Вы бранились, требуя определённости, как если бы я был ремесленник, которого произведения можно взять рукой, лизнуть языком, как мутно-прозрачного петушка на палочке. Какая определённость? Уже то неплохо, что мы знаем слова, а слово ‒ не что иное, как поверхностное натяжение, мембрана капли, а в капле солёный океан. Сидим, перекидываясь океанами, полновесной валютой, два неприкаянных неизвестных, две виноградины или маслины сидят на прямых и высоких стульях, одна сидит в валенках по зиме, курит, как будто делает дело, а я не курю. Ваши глаза как маслины и смотрят как нарисованные и неживые. К этим и без того фантастическим обстоятельствам прибавляется то, что я вам пишу неизвестно когда и откуда и ошибочно полагаю, что знаю куда. Как быть с гадательным уравнением из одних неизвестных? Нечего удивляться, что бываешь хмелён и немного проказлив, каким-то образом весел, хочешь повеселить и вас, это обязанность дружбы, мой друг: самому и другому быть веселу. На гибельном нашем пути, ура! С таким бесшабашным духом старинный архитектор учреждает благоустройство сада: прокладывает дорожки, ставит беседки и гроты, которые зарастит и завалит природа, но это его не смущает, «Мы с тобой заодно», ‒ обращается он к грядущему запустению и берёт карандаш и заступ. Пока вы себе варите на плите просяную кашку, сама в меховой кацавейке на прямых высоких плечах, я у вас за спиной продолжаю. Время есть, у нас всегда настоящее время, без пяти не заходит на полночь.

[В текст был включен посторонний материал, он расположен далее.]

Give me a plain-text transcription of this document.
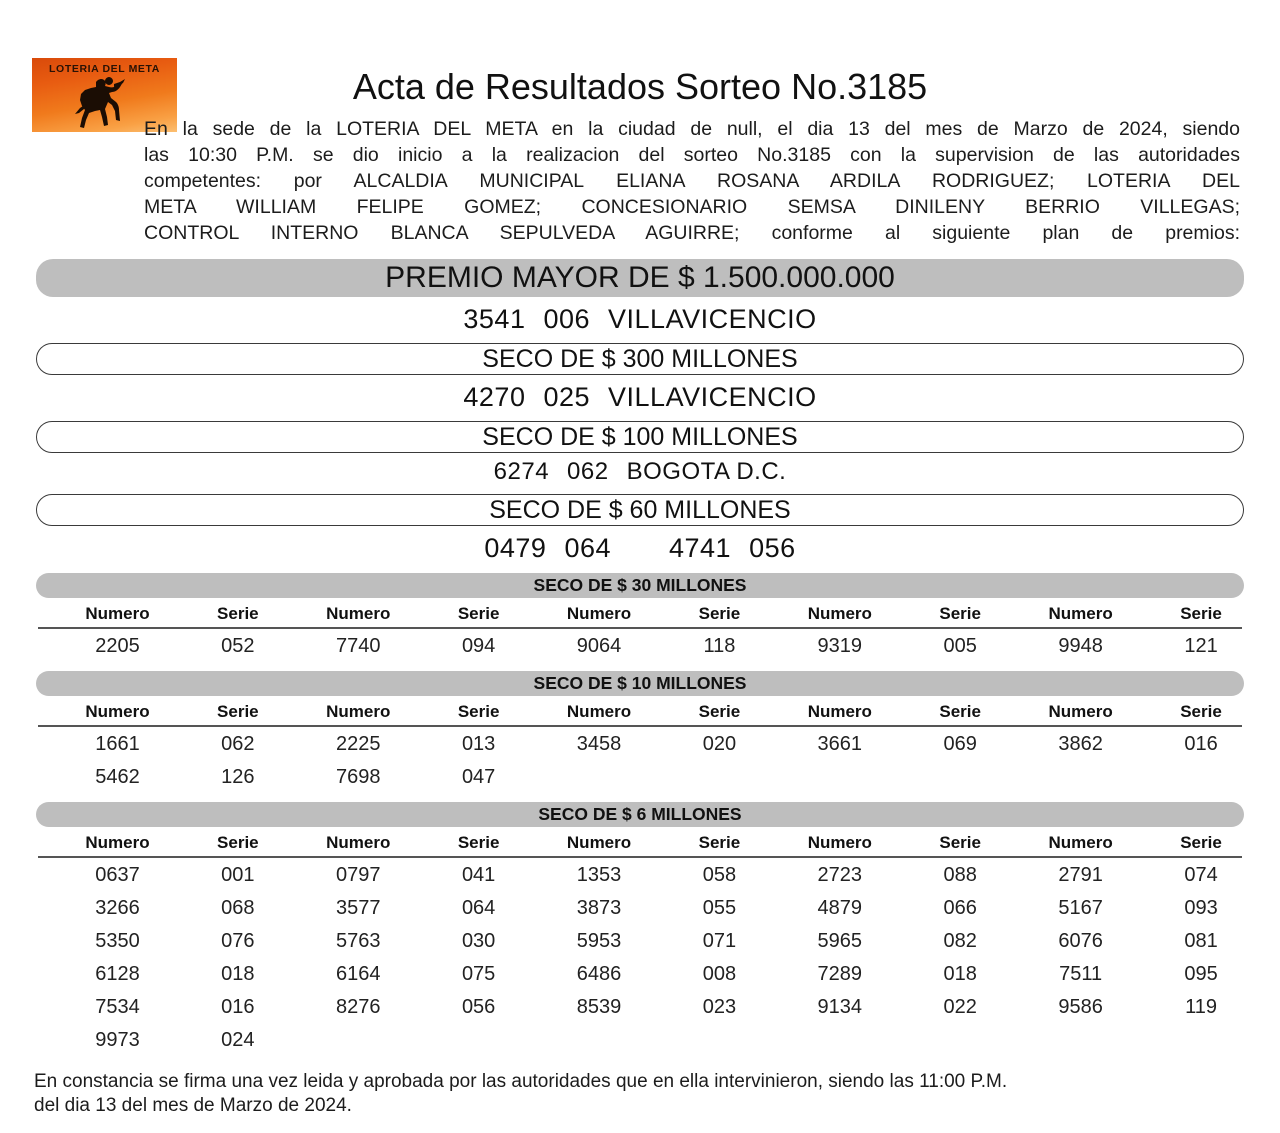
LOTERIA DEL META	Acta de Resultados Sorteo No.3185
En la sede de la LOTERIA DEL META en la ciudad de null, el dia 13 del mes de Marzo de 2024, siendo
las 10:30 P.M. se dio inicio a la realizacion del sorteo No.3185 con la supervision de las autoridades
competentes: por ALCALDIA MUNICIPAL ELIANA ROSANA ARDILA RODRIGUEZ; LOTERIA DEL
META WILLIAM FELIPE GOMEZ; CONCESIONARIO SEMSA DINILENY BERRIO VILLEGAS;
CONTROL INTERNO BLANCA SEPULVEDA AGUIRRE; conforme al siguiente plan de premios:
PREMIO MAYOR DE $ 1.500.000.000
3541 006 VILLAVICENCIO
SECO DE $ 300 MILLONES
4270 025 VILLAVICENCIO
SECO DE $ 100 MILLONES
6274 062 BOGOTA D.C.
SECO DE $ 60 MILLONES
0479 064 4741 056
SECO DE $ 30 MILLONES
Numero	Serie	Numero	Serie	Numero	Serie	Numero	Serie	Numero	Serie
2205	052	7740	094	9064	118	9319	005	9948	121
SECO DE $ 10 MILLONES
Numero	Serie	Numero	Serie	Numero	Serie	Numero	Serie	Numero	Serie
1661	062	2225	013	3458	020	3661	069	3862	016
5462	126	7698	047						
SECO DE $ 6 MILLONES
Numero	Serie	Numero	Serie	Numero	Serie	Numero	Serie	Numero	Serie
0637	001	0797	041	1353	058	2723	088	2791	074
3266	068	3577	064	3873	055	4879	066	5167	093
5350	076	5763	030	5953	071	5965	082	6076	081
6128	018	6164	075	6486	008	7289	018	7511	095
7534	016	8276	056	8539	023	9134	022	9586	119
9973	024								
En constancia se firma una vez leida y aprobada por las autoridades que en ella intervinieron, siendo las 11:00 P.M.
del dia 13 del mes de Marzo de 2024.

Бога ради, какая определённость, когда все вещи пускаются в полёт и ваш даже окурочек унесло на метле? А я себе говорю: не давай сердцу воли, а то разрыдается, это его природа. Мне голосом трудно читать стихи, могу захлебнуться. Мне на письме легко и не трудно говорить и навлекать на себя ваши ответы. Они качаются кружевом пены перед моими глазами, с подхваченным мусором, но так верней сваляется и собьётся наш комплот ‒ там, в месте нашей астральной встречи. Всё в проекциях, старинный друг! Мы столько времени были, можно сказать, дружны, тихо грызлись, а вы только теперь меня изволили отличить, при этом, досадуя на себя, прошипели: «Это что у него за размерчики в прозе? Плохо скрытые рифмы, синкопы, как язвочки стоматита, а я им страдала в детстве. Опять он завёл несусветность!». «Он» ‒ то есть я, так в глаза и бранитесь, благодарю за ласку, и даже грубо, у вас дождёшься. Подумаешь, стоматит! ‒ лицо моей бабушки было изрыто оспой. У, какая у вас язвительность ‒ гальская, что ли? еврейская? Вы говорили, вас там хотели отправить в тюрьму: молодая, по глупости, путешествовали без паспорта, ‒ но вы умели польстить полицейскому. «Откуда ты знаешь французский?» ‒ допрашивал хам. «Выучила, понравился». Ну что с неё взять? и к тому же красивая.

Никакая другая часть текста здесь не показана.